The Shanghai Composite, which more than doubled in the past 12 months, trades for 21.1 times reported earnings, the highest since April 2010 and more than double last year’s low, according to data compiled by Bloomberg. The MSCI Emerging Markets Index is valued at 13.7 times.
Trust Investments

China’s trusts boosted their investments in equities by 28 percent to 552 billion yuan ($89.1 billion) in the fourth quarter. The higher leverage allowed by the products exposes individuals to larger losses in the event of stock-market drops, which can be exaggerated as investors scramble to repay debt during a selloff.

In umbrella trusts, private investors take up the junior tranche, while cash from trusts and banks’ wealth-management products form the senior tranches. The latter receive fixed returns while the former take the rest, so private investors are effectively borrowing from trusts and banks.

Margin debt on the Shanghai Stock Exchange climbed to a record 1.16 trillion yuan on Thursday. In a margin trade, investors use their own money for just a portion of their stock purchase, borrowing the rest. The loans are backed by the investors’ equity holdings, meaning that they may be compelled to sell when prices fall to repay their debt.
Short Sellers

Allowing funds to lend their stock holdings will expand the pool of equities available to short sellers, who have relied primarily on brokerages to supply them with the stock needed to execute the bearish bets.

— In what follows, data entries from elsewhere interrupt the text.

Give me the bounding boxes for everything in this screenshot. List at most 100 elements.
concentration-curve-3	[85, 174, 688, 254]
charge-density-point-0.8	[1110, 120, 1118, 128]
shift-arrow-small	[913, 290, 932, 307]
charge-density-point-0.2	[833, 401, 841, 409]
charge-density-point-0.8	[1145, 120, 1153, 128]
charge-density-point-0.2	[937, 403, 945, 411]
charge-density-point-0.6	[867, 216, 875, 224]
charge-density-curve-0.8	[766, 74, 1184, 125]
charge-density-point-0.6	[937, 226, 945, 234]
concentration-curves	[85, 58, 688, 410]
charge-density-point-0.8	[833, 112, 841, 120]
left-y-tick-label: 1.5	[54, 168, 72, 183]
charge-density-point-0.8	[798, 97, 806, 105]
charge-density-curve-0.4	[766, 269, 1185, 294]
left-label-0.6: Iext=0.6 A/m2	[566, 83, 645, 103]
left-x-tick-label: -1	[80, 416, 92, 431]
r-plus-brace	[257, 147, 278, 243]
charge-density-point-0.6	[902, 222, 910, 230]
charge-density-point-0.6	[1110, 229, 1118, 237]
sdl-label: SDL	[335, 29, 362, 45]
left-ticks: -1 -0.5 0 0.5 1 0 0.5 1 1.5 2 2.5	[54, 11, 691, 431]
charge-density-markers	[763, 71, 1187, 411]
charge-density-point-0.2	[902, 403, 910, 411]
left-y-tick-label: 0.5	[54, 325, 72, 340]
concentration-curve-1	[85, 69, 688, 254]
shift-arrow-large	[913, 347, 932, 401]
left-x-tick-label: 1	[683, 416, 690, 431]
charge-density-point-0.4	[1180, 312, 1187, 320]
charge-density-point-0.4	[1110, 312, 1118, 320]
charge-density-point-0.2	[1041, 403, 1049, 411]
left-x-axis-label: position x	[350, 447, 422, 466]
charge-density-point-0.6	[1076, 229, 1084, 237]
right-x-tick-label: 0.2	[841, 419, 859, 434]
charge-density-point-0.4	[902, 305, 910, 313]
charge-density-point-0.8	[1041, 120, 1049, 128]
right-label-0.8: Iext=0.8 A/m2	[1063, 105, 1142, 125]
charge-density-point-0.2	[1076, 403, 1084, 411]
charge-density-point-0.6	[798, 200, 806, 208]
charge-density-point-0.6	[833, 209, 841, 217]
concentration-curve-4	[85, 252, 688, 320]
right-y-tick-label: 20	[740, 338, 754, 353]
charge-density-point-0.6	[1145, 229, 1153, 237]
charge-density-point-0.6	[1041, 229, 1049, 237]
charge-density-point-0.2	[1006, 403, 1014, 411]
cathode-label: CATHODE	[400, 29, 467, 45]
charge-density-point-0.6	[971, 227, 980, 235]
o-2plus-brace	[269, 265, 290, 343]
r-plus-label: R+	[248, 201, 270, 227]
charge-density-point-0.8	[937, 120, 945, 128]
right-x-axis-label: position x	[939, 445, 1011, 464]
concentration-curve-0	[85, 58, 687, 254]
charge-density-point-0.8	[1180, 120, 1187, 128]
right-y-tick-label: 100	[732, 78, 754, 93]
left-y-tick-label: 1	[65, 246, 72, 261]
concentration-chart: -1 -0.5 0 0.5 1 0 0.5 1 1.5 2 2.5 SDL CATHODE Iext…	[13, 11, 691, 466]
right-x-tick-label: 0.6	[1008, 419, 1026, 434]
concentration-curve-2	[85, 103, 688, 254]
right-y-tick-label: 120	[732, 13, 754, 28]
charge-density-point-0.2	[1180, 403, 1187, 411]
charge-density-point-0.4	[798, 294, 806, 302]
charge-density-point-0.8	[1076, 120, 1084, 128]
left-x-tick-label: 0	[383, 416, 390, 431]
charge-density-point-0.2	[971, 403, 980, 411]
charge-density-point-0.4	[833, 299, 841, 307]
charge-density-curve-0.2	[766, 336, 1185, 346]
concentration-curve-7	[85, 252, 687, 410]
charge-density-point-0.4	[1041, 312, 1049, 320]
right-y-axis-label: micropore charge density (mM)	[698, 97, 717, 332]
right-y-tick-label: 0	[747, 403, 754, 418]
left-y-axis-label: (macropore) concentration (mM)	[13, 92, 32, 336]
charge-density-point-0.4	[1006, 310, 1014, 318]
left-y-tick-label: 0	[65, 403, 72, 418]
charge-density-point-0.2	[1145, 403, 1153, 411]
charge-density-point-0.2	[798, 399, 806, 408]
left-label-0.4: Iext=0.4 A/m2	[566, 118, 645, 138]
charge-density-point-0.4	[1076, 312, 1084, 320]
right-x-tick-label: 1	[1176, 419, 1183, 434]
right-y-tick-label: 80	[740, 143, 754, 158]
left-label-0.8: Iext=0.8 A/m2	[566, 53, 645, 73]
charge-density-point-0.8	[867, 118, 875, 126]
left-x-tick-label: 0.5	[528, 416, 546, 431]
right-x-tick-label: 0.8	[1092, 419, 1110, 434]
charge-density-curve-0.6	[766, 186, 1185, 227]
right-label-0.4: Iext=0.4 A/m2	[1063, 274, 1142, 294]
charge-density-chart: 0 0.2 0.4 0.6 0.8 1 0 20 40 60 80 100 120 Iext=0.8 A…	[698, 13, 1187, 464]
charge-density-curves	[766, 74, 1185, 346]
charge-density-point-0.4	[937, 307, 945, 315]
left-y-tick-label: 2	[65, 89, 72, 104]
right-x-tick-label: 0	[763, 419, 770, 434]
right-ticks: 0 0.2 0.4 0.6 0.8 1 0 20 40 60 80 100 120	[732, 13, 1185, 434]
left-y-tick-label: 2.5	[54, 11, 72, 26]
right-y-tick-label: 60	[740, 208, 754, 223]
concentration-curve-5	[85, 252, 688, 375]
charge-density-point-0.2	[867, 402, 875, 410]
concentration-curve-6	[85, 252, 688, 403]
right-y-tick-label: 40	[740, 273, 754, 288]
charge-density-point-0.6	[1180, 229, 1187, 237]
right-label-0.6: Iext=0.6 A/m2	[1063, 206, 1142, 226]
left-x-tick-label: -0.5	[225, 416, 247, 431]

While short selling on the Shanghai bourse climbed more than threefold in the past nine months and reached a record 7.46 billion yuan last week, the amount still pales in comparison to China’s $7.3 trillion market capitalization. The CSRC said Friday it also expanded the number of stocks available for short selling to 1,100.

Chinese investors have been piling into the equity market after the central bank cut interest rates twice since November and authorities from the China Securities Regulatory Commission to central bank Governor Zhou Xiaochuan endorsed the flow of funds into equities. China is trying to control credit expansion while protecting an economy that expanded 7.4 percent last year, the least in 24 years.

Mainland traders have opened a record 10.8 million new stock accounts this year, more than the total number for all of 2012 and 2013 combined, data from China Securities Depository and Clearing Co. show.

“The regulator is trying to reduce leverage,” said Lu Wenjie, a Shanghai-based analyst at UBS Group AG. “There could be a pull back in the market.”